Olivier Véran, ministre de la Santé

On parle beaucoup et à juste titre du poids du Big Pharma et des grands laboratoires privés (Pfizer, Sanofi, Gilead, AstraZeneca..), mais on oublie un peu vite le reste.

Celui d’une certaine nomenclature médicale, qui ne dit pas son nom, mais qui en a tous les inconvénients. Comment qualifier autrement un pouvoir aux ramifications nombreuses par le nombre d’organismes et qui ne supporte aucune contradiction. Même de la part du pouvoir exécutif ! C’est d’ailleurs établi, les principaux collaborateurs des ministères en matière de santé sont issus de l’AP-HP qui, depuis longtemps, fait la pluie et je beau temps sur les carrières et les nominations., Malheur aux déviants ou à ceux qui résistent. Observez comment ce pauvre professeur Christian Perronne, pour ne prendre que cet exemple, a été débarqué dans ménagement de son poste à l’Hôpital de Garches simplement parce qu’il avait osé émettre d’autres hypothèses que celles de la version officielle. Une véritable censure.

A mettre en balance ou en parallèle avec l’armada de médecins attitrés Wii sont montés au créneau au plan médiatique pour faire peur ou exiger un nouveau confinement. Les « enfermistes » comme les appelle le journaliste Pascal Praud n’ont certes pas gagné avec la décision mi chèvre mi chou du président Macron de confinement partiel à 10 km près. Sauf que ne l’oublions pas, la plupart des petits commerces, et de nombreuses activités gardent rideau fermé.

Comment qualifier un ordre médical qui ne supporte aucune contradiction ? Didier Raoult, bien que sommité mondiale dans son domaine, est bien placé pour en parler. La chloroquine, l’ivermectine sont fortement déconseillées chez nous par l’ordre sanitaire officiel. On préfère miser sur le vaccin (cela rapporte plus ?) que sur le traitement. Dans certains pays, comme le Bangladesh, l’ivermectine est distribuée abondamment aux habitants et le taux de mortalité y est bien inférieur alors que la densité urbaine y est bien supérieure…

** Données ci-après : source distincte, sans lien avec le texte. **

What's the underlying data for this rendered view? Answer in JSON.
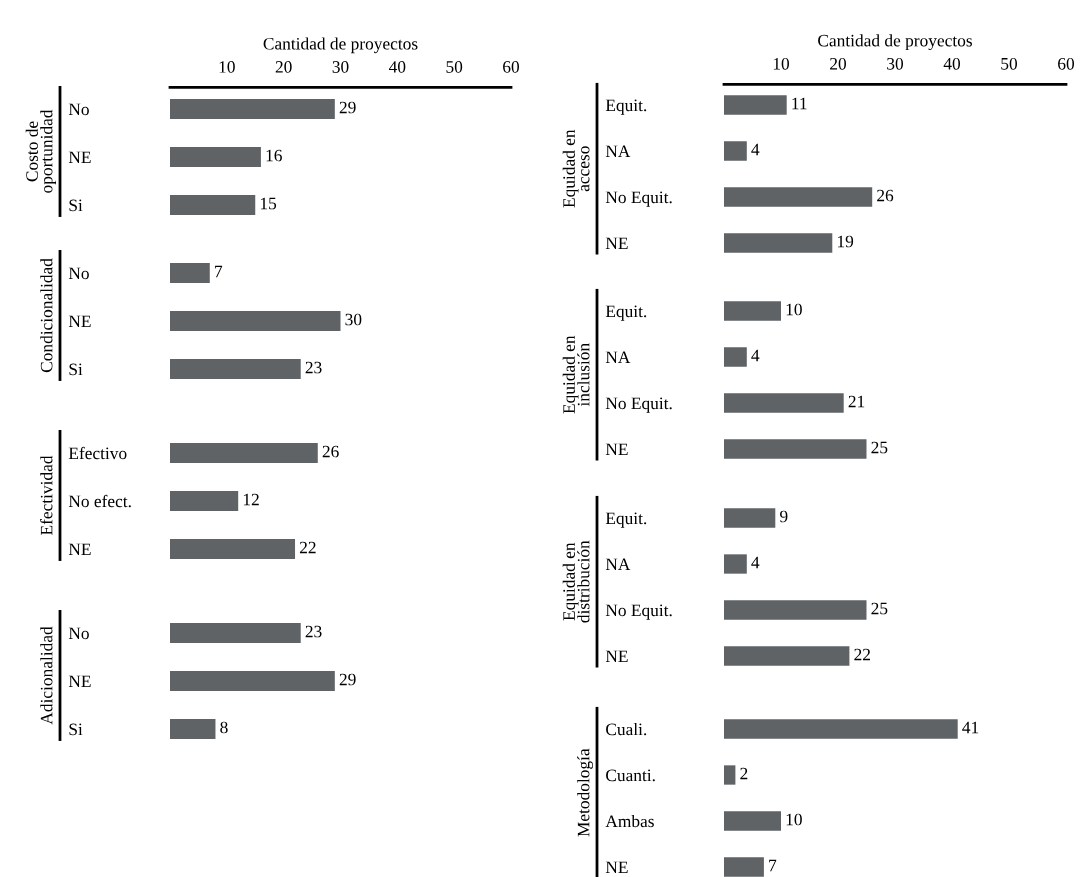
{
  "chart_data": [
    {
      "type": "bar",
      "orientation": "horizontal",
      "xlabel": "Cantidad de proyectos",
      "ylabel": "Costo de\noportunidad",
      "categories": [
        "No",
        "NE",
        "Si"
      ],
      "values": [
        29,
        16,
        15
      ],
      "color": "#5f6366",
      "xlim": [
        0,
        60
      ],
      "xticks": [
        10,
        20,
        30,
        40,
        50,
        60
      ],
      "data_labels": true
    },
    {
      "type": "bar",
      "orientation": "horizontal",
      "ylabel": "Condicionalidad",
      "categories": [
        "No",
        "NE",
        "Si"
      ],
      "values": [
        7,
        30,
        23
      ],
      "color": "#5f6366",
      "data_labels": true,
      "tick_labels": "y"
    },
    {
      "type": "bar",
      "orientation": "horizontal",
      "ylabel": "Efectividad",
      "categories": [
        "Efectivo",
        "No efect.",
        "NE"
      ],
      "values": [
        26,
        12,
        22
      ],
      "color": "#5f6366",
      "data_labels": true,
      "tick_labels": "y"
    },
    {
      "type": "bar",
      "orientation": "horizontal",
      "ylabel": "Adicionalidad",
      "categories": [
        "No",
        "NE",
        "Si"
      ],
      "values": [
        23,
        29,
        8
      ],
      "color": "#5f6366",
      "data_labels": true,
      "tick_labels": "y"
    },
    {
      "type": "bar",
      "orientation": "horizontal",
      "xlabel": "Cantidad de proyectos",
      "ylabel": "Equidad en\nacceso",
      "categories": [
        "Equit.",
        "NA",
        "No Equit.",
        "NE"
      ],
      "values": [
        11,
        4,
        26,
        19
      ],
      "color": "#5f6366",
      "xlim": [
        0,
        60
      ],
      "xticks": [
        10,
        20,
        30,
        40,
        50,
        60
      ],
      "data_labels": true
    },
    {
      "type": "bar",
      "orientation": "horizontal",
      "ylabel": "Equidad en\ninclusión",
      "categories": [
        "Equit.",
        "NA",
        "No Equit.",
        "NE"
      ],
      "values": [
        10,
        4,
        21,
        25
      ],
      "color": "#5f6366",
      "data_labels": true,
      "tick_labels": "y"
    },
    {
      "type": "bar",
      "orientation": "horizontal",
      "ylabel": "Equidad en\ndistribución",
      "categories": [
        "Equit.",
        "NA",
        "No Equit.",
        "NE"
      ],
      "values": [
        9,
        4,
        25,
        22
      ],
      "color": "#5f6366",
      "data_labels": true,
      "tick_labels": "y"
    },
    {
      "type": "bar",
      "orientation": "horizontal",
      "ylabel": "Metodología",
      "categories": [
        "Cuali.",
        "Cuanti.",
        "Ambas",
        "NE"
      ],
      "values": [
        41,
        2,
        10,
        7
      ],
      "color": "#5f6366",
      "data_labels": true,
      "tick_labels": "y"
    }
  ]
}
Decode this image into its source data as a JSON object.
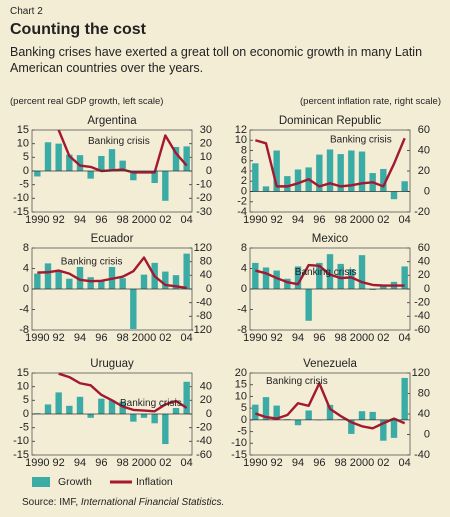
{
  "chart_label": "Chart 2",
  "title": "Counting the cost",
  "subtitle": "Banking crises have exerted a great toll on economic growth in many Latin American countries over the years.",
  "left_axis_label": "(percent real GDP growth, left scale)",
  "right_axis_label": "(percent inflation rate, right scale)",
  "source": "Source: IMF, ",
  "source_title": "International Financial Statistics.",
  "chart_data": [
    {
      "type": "bar",
      "title": "Argentina",
      "annotation": "Banking crisis",
      "categories": [
        "1990",
        null,
        "92",
        null,
        "94",
        null,
        "96",
        null,
        "98",
        null,
        "2000",
        null,
        "02",
        null,
        "04"
      ],
      "series": [
        {
          "name": "Growth",
          "color": "#3aaba5",
          "values": [
            -2,
            10.5,
            10,
            6,
            5.8,
            -2.8,
            5.5,
            8,
            3.8,
            -3.4,
            -0.8,
            -4.4,
            -10.9,
            8.8,
            9
          ]
        },
        {
          "name": "Inflation",
          "color": "#a3192f",
          "type": "line",
          "axis": "y2",
          "values": [
            null,
            null,
            30,
            11,
            4,
            3,
            0,
            0.5,
            1,
            -1,
            -1,
            -1,
            26,
            13,
            4
          ]
        }
      ],
      "ylim": [
        -15,
        15
      ],
      "yticks": [
        -15,
        -10,
        -5,
        0,
        5,
        10,
        15
      ],
      "y2lim": [
        -30,
        30
      ],
      "y2ticks": [
        -30,
        -20,
        -10,
        0,
        10,
        20,
        30
      ]
    },
    {
      "type": "bar",
      "title": "Dominican Republic",
      "annotation": "Banking crisis",
      "categories": [
        "1990",
        null,
        "92",
        null,
        "94",
        null,
        "96",
        null,
        "98",
        null,
        "2000",
        null,
        "02",
        null,
        "04"
      ],
      "series": [
        {
          "name": "Growth",
          "color": "#3aaba5",
          "values": [
            5.5,
            1,
            8,
            3,
            4.3,
            4.7,
            7.2,
            8.2,
            7.3,
            8,
            7.8,
            3.6,
            4.4,
            -1.5,
            2
          ]
        },
        {
          "name": "Inflation",
          "color": "#a3192f",
          "type": "line",
          "axis": "y2",
          "values": [
            50,
            47,
            5,
            5,
            8,
            12,
            5,
            8,
            5,
            6,
            8,
            9,
            5,
            27,
            52
          ]
        }
      ],
      "ylim": [
        -4,
        12
      ],
      "yticks": [
        -4,
        -2,
        0,
        2,
        4,
        6,
        8,
        10,
        12
      ],
      "y2lim": [
        -20,
        60
      ],
      "y2ticks": [
        -20,
        0,
        20,
        40,
        60
      ]
    },
    {
      "type": "bar",
      "title": "Ecuador",
      "annotation": "Banking crisis",
      "categories": [
        "1990",
        null,
        "92",
        null,
        "94",
        null,
        "96",
        null,
        "98",
        null,
        "2000",
        null,
        "02",
        null,
        "04"
      ],
      "series": [
        {
          "name": "Growth",
          "color": "#3aaba5",
          "values": [
            3,
            5,
            3.6,
            2,
            4.3,
            2.3,
            1.7,
            4.3,
            2.1,
            -7.8,
            2.8,
            5.1,
            3.4,
            2.7,
            6.9
          ]
        },
        {
          "name": "Inflation",
          "color": "#a3192f",
          "type": "line",
          "axis": "y2",
          "values": [
            48,
            49,
            54,
            45,
            27,
            23,
            24,
            30,
            36,
            52,
            92,
            37,
            12,
            8,
            3
          ]
        }
      ],
      "ylim": [
        -8,
        8
      ],
      "yticks": [
        -8,
        -4,
        0,
        4,
        8
      ],
      "y2lim": [
        -120,
        120
      ],
      "y2ticks": [
        -120,
        -80,
        -40,
        0,
        40,
        80,
        120
      ]
    },
    {
      "type": "bar",
      "title": "Mexico",
      "annotation": "Banking crisis",
      "categories": [
        "1990",
        null,
        "92",
        null,
        "94",
        null,
        "96",
        null,
        "98",
        null,
        "2000",
        null,
        "02",
        null,
        "04"
      ],
      "series": [
        {
          "name": "Growth",
          "color": "#3aaba5",
          "values": [
            5.1,
            4.2,
            3.6,
            2,
            4.4,
            -6.2,
            5.1,
            6.8,
            4.9,
            3.9,
            6.6,
            -0.2,
            0.8,
            1.4,
            4.4
          ]
        },
        {
          "name": "Inflation",
          "color": "#a3192f",
          "type": "line",
          "axis": "y2",
          "values": [
            27,
            23,
            16,
            10,
            7,
            35,
            34,
            21,
            16,
            17,
            10,
            6,
            5,
            5,
            5
          ]
        }
      ],
      "ylim": [
        -8,
        8
      ],
      "yticks": [
        -8,
        -4,
        0,
        4,
        8
      ],
      "y2lim": [
        -60,
        60
      ],
      "y2ticks": [
        -60,
        -40,
        -20,
        0,
        20,
        40,
        60
      ]
    },
    {
      "type": "bar",
      "title": "Uruguay",
      "annotation": "Banking crisis",
      "categories": [
        "1990",
        null,
        "92",
        null,
        "94",
        null,
        "96",
        null,
        "98",
        null,
        "2000",
        null,
        "02",
        null,
        "04"
      ],
      "series": [
        {
          "name": "Growth",
          "color": "#3aaba5",
          "values": [
            0.3,
            3.5,
            7.9,
            3,
            6.3,
            -1.4,
            5.6,
            5,
            4.5,
            -2.8,
            -1.4,
            -3.4,
            -11,
            2.2,
            11.8
          ]
        },
        {
          "name": "Inflation",
          "color": "#a3192f",
          "type": "line",
          "axis": "y2",
          "values": [
            null,
            null,
            59,
            54,
            45,
            42,
            28,
            20,
            11,
            6,
            5,
            4,
            14,
            19,
            9
          ]
        }
      ],
      "ylim": [
        -15,
        15
      ],
      "yticks": [
        -15,
        -10,
        -5,
        0,
        5,
        10,
        15
      ],
      "y2lim": [
        -60,
        60
      ],
      "y2ticks": [
        -60,
        -40,
        -20,
        0,
        20,
        40
      ]
    },
    {
      "type": "bar",
      "title": "Venezuela",
      "annotation": "Banking crisis",
      "categories": [
        "1990",
        null,
        "92",
        null,
        "94",
        null,
        "96",
        null,
        "98",
        null,
        "2000",
        null,
        "02",
        null,
        "04"
      ],
      "series": [
        {
          "name": "Growth",
          "color": "#3aaba5",
          "values": [
            6.5,
            9.7,
            6.1,
            0.3,
            -2.3,
            4,
            -0.2,
            6.4,
            0.3,
            -6,
            3.7,
            3.4,
            -8.9,
            -7.7,
            17.9
          ]
        },
        {
          "name": "Inflation",
          "color": "#a3192f",
          "type": "line",
          "axis": "y2",
          "values": [
            41,
            34,
            31,
            38,
            61,
            56,
            100,
            50,
            36,
            24,
            16,
            12,
            22,
            31,
            22
          ]
        }
      ],
      "ylim": [
        -15,
        20
      ],
      "yticks": [
        -15,
        -10,
        -5,
        0,
        5,
        10,
        15,
        20
      ],
      "y2lim": [
        -40,
        120
      ],
      "y2ticks": [
        -40,
        0,
        40,
        80,
        120
      ]
    }
  ]
}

Ne reprochons pas à nos sommités médicales de ne pas avoir trouvé la bonne formule contre le Covid, mais il est étonnant qu’elle fasse preuve de tant d’arrogance pour jeter le discrédit sur ceux qui s’écartent de la doxa officielle. L’urgentiste Gérard Kierzeck faisait habilement constater que dans les hôpitaux, les chefs de service étaient tous nommés par le Directeur de l’Hopital. À une certaine époque, Bernard Debré, l’ancien ministre de la santé disparu il y a peu, ne manquait pas une occasion de tempêter contre la proportion ahurissante de personnel administratif par rapport à d’autre pays. L’administration médicale, sans parler de cet Ordre des médecins d’un autre âge exerce un pouvoir sans partage ?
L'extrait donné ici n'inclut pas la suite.